Now that we addressed the issues with money, let’s chat about the economy. The economy was created as a response to the great depression, where the government calculates based on the national income. Thats where GDP, gross domestic product, also came about giving value to all the goods and services produced in the country for a year. The GDP does not care about anything but measuring the economy. This measure of GDP can be challenging though, where the US does not count off the book workers or the black market like other countries do. In the 80’s Italy counted its black market and before you know it, the Italian economy grew massive compared to the UK economy. Similar to Italy, US in 2013 slightly tweaked the way we measure GDP which instantly profited our economy $500 billion dollars (Goldstein, 2020).

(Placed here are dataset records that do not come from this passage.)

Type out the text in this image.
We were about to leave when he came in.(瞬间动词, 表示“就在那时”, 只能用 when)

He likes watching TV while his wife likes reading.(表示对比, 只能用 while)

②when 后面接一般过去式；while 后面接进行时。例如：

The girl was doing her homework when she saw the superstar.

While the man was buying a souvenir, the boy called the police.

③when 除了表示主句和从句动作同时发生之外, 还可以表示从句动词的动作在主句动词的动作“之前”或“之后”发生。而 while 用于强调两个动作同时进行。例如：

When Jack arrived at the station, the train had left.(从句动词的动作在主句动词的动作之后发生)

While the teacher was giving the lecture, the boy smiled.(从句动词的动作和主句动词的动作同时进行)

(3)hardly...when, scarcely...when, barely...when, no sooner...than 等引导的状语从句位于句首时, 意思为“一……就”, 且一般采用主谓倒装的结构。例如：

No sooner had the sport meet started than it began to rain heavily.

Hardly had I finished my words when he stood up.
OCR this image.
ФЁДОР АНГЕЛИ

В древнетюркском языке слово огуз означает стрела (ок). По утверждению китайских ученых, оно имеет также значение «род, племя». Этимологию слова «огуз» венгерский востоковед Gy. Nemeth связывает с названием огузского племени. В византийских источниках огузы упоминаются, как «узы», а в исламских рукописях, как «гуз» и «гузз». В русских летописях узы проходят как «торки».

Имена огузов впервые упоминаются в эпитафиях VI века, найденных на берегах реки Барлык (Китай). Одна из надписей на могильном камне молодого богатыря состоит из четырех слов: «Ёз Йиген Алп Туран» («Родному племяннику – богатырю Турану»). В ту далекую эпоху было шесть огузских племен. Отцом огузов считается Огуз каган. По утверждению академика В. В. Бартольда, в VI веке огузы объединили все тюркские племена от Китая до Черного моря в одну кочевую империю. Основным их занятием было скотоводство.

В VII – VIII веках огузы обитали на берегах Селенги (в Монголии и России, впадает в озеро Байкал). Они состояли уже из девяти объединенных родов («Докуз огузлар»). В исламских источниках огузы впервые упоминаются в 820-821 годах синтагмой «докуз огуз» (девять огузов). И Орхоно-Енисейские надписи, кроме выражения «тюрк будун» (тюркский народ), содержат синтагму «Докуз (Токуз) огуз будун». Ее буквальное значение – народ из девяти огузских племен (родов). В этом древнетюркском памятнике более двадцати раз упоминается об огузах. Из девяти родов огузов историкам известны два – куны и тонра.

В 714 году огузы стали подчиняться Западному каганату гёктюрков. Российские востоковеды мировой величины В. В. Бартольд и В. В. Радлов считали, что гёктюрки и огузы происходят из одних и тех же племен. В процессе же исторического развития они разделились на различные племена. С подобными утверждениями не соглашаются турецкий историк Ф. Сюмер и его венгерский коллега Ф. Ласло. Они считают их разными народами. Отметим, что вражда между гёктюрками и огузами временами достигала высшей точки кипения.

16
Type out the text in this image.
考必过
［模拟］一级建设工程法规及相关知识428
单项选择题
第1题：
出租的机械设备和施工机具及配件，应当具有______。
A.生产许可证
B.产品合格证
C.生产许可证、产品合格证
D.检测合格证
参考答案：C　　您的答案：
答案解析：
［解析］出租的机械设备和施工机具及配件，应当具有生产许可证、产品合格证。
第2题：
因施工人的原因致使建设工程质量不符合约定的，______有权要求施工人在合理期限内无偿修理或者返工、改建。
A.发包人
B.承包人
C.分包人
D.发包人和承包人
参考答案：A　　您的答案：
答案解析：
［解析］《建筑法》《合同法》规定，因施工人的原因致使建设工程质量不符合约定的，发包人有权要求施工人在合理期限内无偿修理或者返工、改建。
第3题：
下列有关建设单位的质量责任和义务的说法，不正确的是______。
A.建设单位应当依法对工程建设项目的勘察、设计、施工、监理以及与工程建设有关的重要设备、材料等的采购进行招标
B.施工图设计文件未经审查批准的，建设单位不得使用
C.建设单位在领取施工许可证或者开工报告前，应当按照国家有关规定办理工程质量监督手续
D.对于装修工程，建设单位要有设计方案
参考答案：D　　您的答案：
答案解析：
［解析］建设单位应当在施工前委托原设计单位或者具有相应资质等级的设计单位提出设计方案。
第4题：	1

To conclude, the public faith in currency is what makes the economy what it is today. If we didn’t believe in it there would be no value in anything in life. We would be living like barbarians doing what it takes to survive. There would be no Louis Vuitton or fancy restaurants because we could just simply kill someone for leather or food. So was money just a prop to make us act more civilized? On the other hand, money might have simply just been created just for the government to dip in and charge us taxes. That’s for you to determine. On a more normal note, the world would never be what it is without this exchange of currency. Despite the many flaws in the system, money does create technology to help us advance as a whole, whether it being ‘fake’ or not. Money allows us to explore and learn more about the world everyday. So maybe biting into this idea wasn’t such a bad thing after all.
“The Invention of Money.” This American Life, 19 Feb. 2018, http://www.thisamericanlife.org/423/the-invention-of-money.
Amadeo, Kimberly. “Why the Dollar Is Worth So Much Less Than It Used to Be.” The Balance, 21 Aug. 2020, http://www.thebalance.com/what-is-the-value-of-a-dollar-today-3306105.
“What Is Money? Jacob Goldstein’s Book Explains ‘Shared Fiction’.” NPR, NPR, 8 Sept. 2020, http://www.npr.org/2020/09/08/910586930/what-is-money-jacob-goldsteins-book-explains-shared-fiction.
Renaut, Anne. “The Bubble Bursts on e-Currency Bitcoin.” Yahoo! News, Yahoo!, 13 Apr. 2013, sg.news.yahoo.com/bubble-bursts-e-currency-bitcoin-064913387–finance.html.